Resulted Lora:
About :
This experiment explores whether SDXL (Illust XL in particular) can learn pixel discipline through dataset design alone. By aligning all samples to an invisible global grid and tagging based on distance, lighting, and palette conditions, the model learns to interpret pixel density as scale and structure rather than random detail.
the goal is to have the LoRA pick up on the following patterns:
the uniform invisible grid the always stay consistent and uniform across resolutions
link the concept of scale to pixel density for each entity in the pixel space
[optional] pickup on pixel-art lighting
UniPixel Animated Project 🎞:
I finally found out a way to train LoRAs for WAN2.2 (kinda) so I had to give this a shot
I curated a small subset (characters, environments, props) of the UniPixel initial dataset then captioned them based on what I could gather about wan2.2 prompting for the last 2weeks (full on Shakespeare mode 🎭)
the idea is is to train a LoRA using mostly images on the Low Noise T2V Model to apply the styles as filter after the High Noise T2V Model pass create most of the motion
or even use it to create images using Low Noise T2V Model set at a single frame
Im currently training/testing this LoRA experiment [here] at tensorArt
you have an account there you can also try it , that goes a long way to helping me.
Testing 🧪:
T2V Low Noise image (single frame)
"nv-p1xel4rt, a girl with short, bright green hair styled in a bob cut, wearing large red over-ear headphones and a sleeveless top. She is sitting at a wooden desk, working on a laptop thats emitting a soft glow. Her expression is focused and slightly tired, with her elbow resting on the desk and her chin resting on her hand.
a large window behind her, through which the night sky is visible, with a cityscape, the desk lamp on the desk illuminates the room."

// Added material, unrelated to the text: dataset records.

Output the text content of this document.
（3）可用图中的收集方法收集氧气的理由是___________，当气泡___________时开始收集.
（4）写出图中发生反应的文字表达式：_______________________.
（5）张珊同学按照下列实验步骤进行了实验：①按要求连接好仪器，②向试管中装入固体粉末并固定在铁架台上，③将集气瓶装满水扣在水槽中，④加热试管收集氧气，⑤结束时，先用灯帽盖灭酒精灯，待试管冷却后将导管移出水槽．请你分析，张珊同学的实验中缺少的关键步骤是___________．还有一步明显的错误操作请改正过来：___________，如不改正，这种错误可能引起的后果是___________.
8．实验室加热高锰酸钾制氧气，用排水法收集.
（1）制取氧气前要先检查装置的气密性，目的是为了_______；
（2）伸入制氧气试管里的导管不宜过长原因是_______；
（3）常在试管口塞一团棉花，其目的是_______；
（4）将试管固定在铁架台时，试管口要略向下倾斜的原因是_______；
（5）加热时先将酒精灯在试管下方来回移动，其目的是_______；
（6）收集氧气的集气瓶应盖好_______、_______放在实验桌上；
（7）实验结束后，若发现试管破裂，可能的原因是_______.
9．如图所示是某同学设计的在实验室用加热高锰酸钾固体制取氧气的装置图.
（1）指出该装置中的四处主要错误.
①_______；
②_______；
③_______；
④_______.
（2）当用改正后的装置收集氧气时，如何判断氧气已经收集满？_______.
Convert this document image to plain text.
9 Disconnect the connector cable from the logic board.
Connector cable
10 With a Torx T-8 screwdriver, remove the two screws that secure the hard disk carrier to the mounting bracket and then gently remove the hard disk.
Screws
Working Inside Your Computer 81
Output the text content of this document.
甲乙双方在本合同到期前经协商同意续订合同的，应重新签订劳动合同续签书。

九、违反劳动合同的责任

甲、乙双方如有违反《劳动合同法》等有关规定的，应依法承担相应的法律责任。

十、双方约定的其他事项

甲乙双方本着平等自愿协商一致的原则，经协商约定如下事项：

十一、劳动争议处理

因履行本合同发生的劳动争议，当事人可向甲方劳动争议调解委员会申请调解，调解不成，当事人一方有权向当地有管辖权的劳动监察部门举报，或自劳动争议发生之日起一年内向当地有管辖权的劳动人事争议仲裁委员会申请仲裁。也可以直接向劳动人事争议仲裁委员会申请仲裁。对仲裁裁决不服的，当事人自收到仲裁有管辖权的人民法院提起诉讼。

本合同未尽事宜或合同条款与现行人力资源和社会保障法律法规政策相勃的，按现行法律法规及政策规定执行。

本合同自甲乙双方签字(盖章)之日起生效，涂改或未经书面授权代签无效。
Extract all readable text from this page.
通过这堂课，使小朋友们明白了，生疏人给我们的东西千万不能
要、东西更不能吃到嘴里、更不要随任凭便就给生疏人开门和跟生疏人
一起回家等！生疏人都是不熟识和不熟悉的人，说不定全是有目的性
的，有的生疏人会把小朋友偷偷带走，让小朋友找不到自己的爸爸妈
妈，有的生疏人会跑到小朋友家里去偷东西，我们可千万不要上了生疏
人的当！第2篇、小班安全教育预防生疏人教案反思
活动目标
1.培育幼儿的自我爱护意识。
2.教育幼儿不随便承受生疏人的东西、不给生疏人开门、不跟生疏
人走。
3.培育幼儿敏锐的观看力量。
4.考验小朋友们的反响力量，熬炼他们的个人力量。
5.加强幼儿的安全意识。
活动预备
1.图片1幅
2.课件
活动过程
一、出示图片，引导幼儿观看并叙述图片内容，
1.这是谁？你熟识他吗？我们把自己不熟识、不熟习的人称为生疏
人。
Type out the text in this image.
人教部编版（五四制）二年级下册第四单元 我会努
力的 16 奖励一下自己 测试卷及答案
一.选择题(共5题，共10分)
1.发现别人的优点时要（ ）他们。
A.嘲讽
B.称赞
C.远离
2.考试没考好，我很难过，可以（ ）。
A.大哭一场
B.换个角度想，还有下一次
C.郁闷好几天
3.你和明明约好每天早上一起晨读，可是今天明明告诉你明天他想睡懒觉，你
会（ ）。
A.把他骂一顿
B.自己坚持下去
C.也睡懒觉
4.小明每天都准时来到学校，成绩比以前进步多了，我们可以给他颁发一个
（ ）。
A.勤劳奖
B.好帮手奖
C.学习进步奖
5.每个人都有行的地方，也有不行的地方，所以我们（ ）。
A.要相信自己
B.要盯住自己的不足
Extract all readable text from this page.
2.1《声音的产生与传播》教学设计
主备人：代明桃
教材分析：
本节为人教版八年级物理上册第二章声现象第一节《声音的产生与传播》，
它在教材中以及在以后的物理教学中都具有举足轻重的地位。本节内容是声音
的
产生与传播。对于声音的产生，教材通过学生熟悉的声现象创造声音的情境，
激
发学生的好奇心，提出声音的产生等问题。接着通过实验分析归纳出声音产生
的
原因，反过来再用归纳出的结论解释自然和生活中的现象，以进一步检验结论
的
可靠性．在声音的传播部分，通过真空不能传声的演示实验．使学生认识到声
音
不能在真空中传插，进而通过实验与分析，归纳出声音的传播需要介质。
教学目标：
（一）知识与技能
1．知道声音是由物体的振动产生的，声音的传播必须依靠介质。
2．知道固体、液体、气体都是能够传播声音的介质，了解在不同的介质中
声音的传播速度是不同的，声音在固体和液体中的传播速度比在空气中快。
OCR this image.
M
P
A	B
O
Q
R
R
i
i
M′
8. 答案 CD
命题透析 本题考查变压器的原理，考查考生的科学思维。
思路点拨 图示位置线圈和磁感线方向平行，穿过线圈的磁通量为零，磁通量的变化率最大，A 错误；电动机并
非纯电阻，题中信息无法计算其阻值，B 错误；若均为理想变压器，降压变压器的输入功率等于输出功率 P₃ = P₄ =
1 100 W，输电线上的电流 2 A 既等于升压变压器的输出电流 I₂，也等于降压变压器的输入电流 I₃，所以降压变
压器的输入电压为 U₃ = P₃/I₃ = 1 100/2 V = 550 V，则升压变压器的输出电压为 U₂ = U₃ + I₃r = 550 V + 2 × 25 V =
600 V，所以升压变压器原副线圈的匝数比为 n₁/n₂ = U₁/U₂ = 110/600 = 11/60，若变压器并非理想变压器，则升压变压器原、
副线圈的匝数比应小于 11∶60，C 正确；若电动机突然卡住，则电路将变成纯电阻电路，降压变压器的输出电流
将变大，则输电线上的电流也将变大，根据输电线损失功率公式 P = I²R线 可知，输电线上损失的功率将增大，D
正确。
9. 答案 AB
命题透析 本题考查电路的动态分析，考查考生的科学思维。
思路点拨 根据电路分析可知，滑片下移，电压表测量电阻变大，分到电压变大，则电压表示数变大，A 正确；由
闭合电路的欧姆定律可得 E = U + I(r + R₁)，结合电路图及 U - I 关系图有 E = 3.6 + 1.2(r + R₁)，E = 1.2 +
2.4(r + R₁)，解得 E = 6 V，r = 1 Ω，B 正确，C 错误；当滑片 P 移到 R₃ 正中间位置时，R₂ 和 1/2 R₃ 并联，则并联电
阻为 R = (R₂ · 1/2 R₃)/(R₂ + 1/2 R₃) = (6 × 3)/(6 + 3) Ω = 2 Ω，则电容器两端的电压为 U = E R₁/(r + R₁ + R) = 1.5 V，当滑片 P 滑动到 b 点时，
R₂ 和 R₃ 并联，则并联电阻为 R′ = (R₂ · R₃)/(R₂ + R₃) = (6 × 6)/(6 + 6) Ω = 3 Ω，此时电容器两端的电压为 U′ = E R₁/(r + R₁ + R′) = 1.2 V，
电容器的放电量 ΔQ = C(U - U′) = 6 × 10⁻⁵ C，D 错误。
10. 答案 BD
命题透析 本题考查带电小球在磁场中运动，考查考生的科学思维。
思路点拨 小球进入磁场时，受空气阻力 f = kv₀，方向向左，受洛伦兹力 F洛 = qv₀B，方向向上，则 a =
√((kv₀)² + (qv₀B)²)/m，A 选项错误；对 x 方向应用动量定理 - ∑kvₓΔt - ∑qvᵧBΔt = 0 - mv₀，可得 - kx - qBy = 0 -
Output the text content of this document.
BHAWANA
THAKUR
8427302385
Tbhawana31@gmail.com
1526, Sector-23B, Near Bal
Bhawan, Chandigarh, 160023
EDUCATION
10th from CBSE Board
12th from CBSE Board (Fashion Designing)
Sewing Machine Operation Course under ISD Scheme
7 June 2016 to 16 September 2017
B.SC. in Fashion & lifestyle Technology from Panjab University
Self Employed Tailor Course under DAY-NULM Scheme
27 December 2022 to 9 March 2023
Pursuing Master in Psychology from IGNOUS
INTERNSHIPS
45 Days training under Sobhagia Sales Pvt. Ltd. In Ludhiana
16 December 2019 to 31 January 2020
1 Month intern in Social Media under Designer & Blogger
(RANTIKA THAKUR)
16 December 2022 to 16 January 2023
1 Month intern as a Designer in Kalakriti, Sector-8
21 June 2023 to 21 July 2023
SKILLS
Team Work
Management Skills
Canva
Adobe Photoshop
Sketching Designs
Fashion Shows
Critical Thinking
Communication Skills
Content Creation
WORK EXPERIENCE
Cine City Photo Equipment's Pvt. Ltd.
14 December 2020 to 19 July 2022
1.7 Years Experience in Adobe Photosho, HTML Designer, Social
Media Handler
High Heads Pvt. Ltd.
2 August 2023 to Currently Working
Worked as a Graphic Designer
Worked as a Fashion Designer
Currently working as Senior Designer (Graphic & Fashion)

while not as good as the Illust output its still worth noting that WAN2.2 is higher param model thats mostly designed for videos
T2V Low Noise video test
Now of the animated test I'll be making two samples using the same prompt with and without the LoRA loaded and see how much of a difference it makes (shape and motion wise)
you can find the prompt in the metadata
It seems the LoRA rly act as a sort of a pixel style layer on top of the video it even gamified the back ground a bit xD
I think imma got and train a lora on the the high noise model after all to see how much change it makes motion wise . . .
Mini UniPixel Dataset 🖼:
curated from 12bit games screenshots
more thematically limited then UniPixel
added some cropped items from UniPixel's dataset tagged as close-up
uniform grid scale (x16)
first things first I manually resized all dataset their minimal pixel format (one visible pixel = one actual pixel)
then i had all fit (not resized) into specific resolutions
(1152x896)/16 = 72x56
(896x1152)/16 = 56x72
(1024x1024)/16 = 64x64
the overall resolution distribution was 27 per resolution at a total of 81 images
WD3 auto-caption was useless at this pixel scales so I went full manual tagging on this one
LoRA settings ⚙:
Rank = 32
steps = 3628
optimizer = Adamw
trigger word used = yes "nv-mp1xel4rt"
Testing 🧪:
at this point Im rly pushing it with training at this pixel scale so any human readable results pretty much a win
there are multiple ways to influence the main subject pixel density (aspect ratio, distance, stylization, outline padding)
base prompt: simple background, 1girl, pink hair, blue dress,
resolution (WxH) : 896 x 1152, 1152 x 896,
steps 24


while not intended it even picked up on some interesting variation when used with some games names
base prompt: simple background, 1girl, pink hair, blue dress, chibi,
resolution (WxH) : 896 x 1152
steps 24

so basically its the prompt to decide what variation is possible withing this tight pixel space
Extra 🧱:
I also updated the Unipixel tools to include a preset for the Mini Unipixel Lora
all the example used above is using the webui version of that tool for direct processing

UniPixel Dataset 🖼:
curated from multiple style and sources
have almost uniform distribution across multiple themes (chara sfw, chara nsfw, scenery, creatures, scifi , medieval)
varying subject distance
uniform grid scale (x8)
first things first I manually resized all dataset their minimal pixel format (one visible pixel = one actual pixel)
then i had all fit (not resized) into specific resolutions
(1152x896)/8 = 144x112
(896x1152)/8 = 112x144
(1024x1024)/8 = 128x128
images that were bigger were cropped (manually)
images that were smaller were filled (with the same color as its existing bg)
I forgot to include "masterpiece" in the tag pool but after testing the result it didnt interfere that much with the overall style
converted the imaged to an indexed color mode with the max color limit = 32
scaled back images to trainable resolutions by scaling the all the dataset by 8 again
insured resolution distribution balance rs1=40, rs2=40, rs3=40
manual re-captioning was done over a WD3 auto-caption pass
manual tagging taking into consideration "close-up" and "far away" based on pixel density of main subject
tagged even props in these scenes like bottles and rocks . . .
tagged expressions (even if looked like two pixels most of the time)
tagged color palettes as lighting conditions (sunset, dark, foggy. . .)
added "masterpiece" tag to all dataset to avoid its interference with the style
LoRA settings ⚙:
Rank = 32
was initially planning of doing a second run at rank 64 but 32 proved to be enough
steps = 4928
optimizer = Adamw
trigger word used = yes "nv-p1xel4rt"
Testing 🧪:
to be honest I didn't imagine a this would work from the first training session.
here's the list of what LoRA managed to get:
thematic flexibility (characters, animals/creatures, scenes, scifi, medieval ... )
pixel consistency ( amazing )
scene depth (both 3d scenes and side scrolling) by adding "from side"
lighting (metal shading, backlighting, times of day lights, simple shadow cast)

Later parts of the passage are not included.